More than anything, realizing my sheer level of helplessness if things had taken a nasty turn, I failed to comprehend the extent of Hezbollah’s violent methodology, radicalism and overall political reach until after passing through the eyes of a very small needle. It was completely humbling, harrowing...and nauseating. The weight of the cold, metallic, bullet shells that Adel placed in my hand proved a point more effectively than any parental concern, State Department warning, or CIEE policies could EVER hope to achieve. It was the cold weight of ideals tempered by the yoke of reality, where sometimes politics not just a game. Sometimes people die because they are perceived to represent certain groups or because public examples are the most effective form of PR. Death here doesn’t have to be justified. This is a country used to the unfairness of war!
Someday I could not get so lucky and actually be at the mercy of a party who isn't interested in negotiation. What a moment of realization that was! No longer room for romanticism, of somehow talking my way cleverly out of bondage in a language of which I barely know the basic structure. When it comes down to it, despite all that I had researched and the precautions I had taken before venturing out that day, nothing would have adequately prepared me for the worst-case scenario. I was shaken to the core. I couldn’t stop thinking about the possible alternative endings our story could have had.
To put it lightly, I at a very large slice of humble pie.
Adel bustled us back into the cab of his huge truck, and adeptly lightened the mood by taking us to lunch at one of the little cafes at the base of the mountain.
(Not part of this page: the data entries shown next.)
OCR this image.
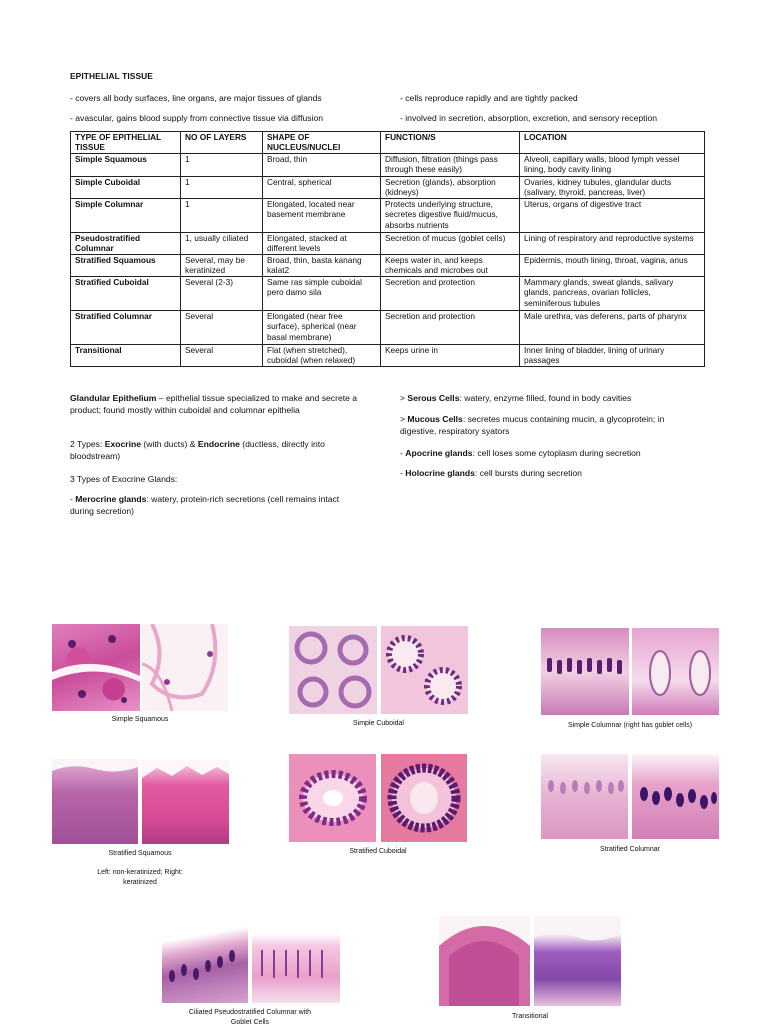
EPITHELIAL TISSUE
- covers all body surfaces, line organs, are major tissues of glands	- cells reproduce rapidly and are tightly packed
- avascular, gains blood supply from connective tissue via diffusion	- involved in secretion, absorption, excretion, and sensory reception
TYPE OF EPITHELIAL TISSUE	NO OF LAYERS	SHAPE OF NUCLEUS/NUCLEI	FUNCTION/S	LOCATION
Simple Squamous	1	Broad, thin	Diffusion, filtration (things pass through these easily)	Alveoli, capillary walls, blood lymph vessel lining, body cavity lining
Simple Cuboidal	1	Central, spherical	Secretion (glands), absorption (kidneys)	Ovaries, kidney tubules, glandular ducts (salivary, thyroid, pancreas, liver)
Simple Columnar	1	Elongated, located near basement membrane	Protects underlying structure, secretes digestive fluid/mucus, absorbs nutrients	Uterus, organs of digestive tract
Pseudostratified Columnar	1, usually ciliated	Elongated, stacked at different levels	Secretion of mucus (goblet cells)	Lining of respiratory and reproductive systems
Stratified Squamous	Several, may be keratinized	Broad, thin, basta kanang kalat2	Keeps water in, and keeps chemicals and microbes out	Epidermis, mouth lining, throat, vagina, anus
Stratified Cuboidal	Several (2-3)	Same ras simple cuboidal pero damo sila	Secretion and protection	Mammary glands, sweat glands, salivary glands, pancreas, ovarian follicles, seminiferous tubules
Stratified Columnar	Several	Elongated (near free surface), spherical (near basal membrane)	Secretion and protection	Male urethra, vas deferens, parts of pharynx
Transitional	Several	Flat (when stretched), cuboidal (when relaxed)	Keeps urine in	Inner lining of bladder, lining of urinary passages
Glandular Epithelium – epithelial tissue specialized to make and secrete a product; found mostly within cuboidal and columnar epithelia
2 Types: Exocrine (with ducts) & Endocrine (ductless, directly into bloodstream)
3 Types of Exocrine Glands:
- Merocrine glands: watery, protein-rich secretions (cell remains intact during secretion)
> Serous Cells: watery, enzyme filled, found in body cavities
> Mucous Cells: secretes mucus containing mucin, a glycoprotein; in digestive, respiratory syators
- Apocrine glands: cell loses some cytoplasm during secretion
- Holocrine glands: cell bursts during secretion
Simple Squamous
Simple Cuboidal	Simple Columnar (right has goblet cells)
Stratified Squamous
Left: non-keratinized; Right: keratinized
Stratified Cuboidal	Stratified Columnar
Ciliated Pseudostratified Columnar with Goblet Cells
Transitional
There we feasted on olives, lebnah, cucumbers, and khobz. While Stephanie and I sipped on some beer, the guys went for some hardcore Arak, and soon we all couldn't resist laughing along with Adel's cheerful good-natured humor. Then in typical Lebanese hospitality, he brought us back to his home to meet his pretty wife, and two little boys. We ended up spending the whole afternoon there, lounging, talking, smoking hookah, drinking tea, wrestling with the boys, exchanging life stories...all in Arabic I might add. So, while the depth of conversation was limited, the family's warmth couldn't be doubted. And for that I was grateful.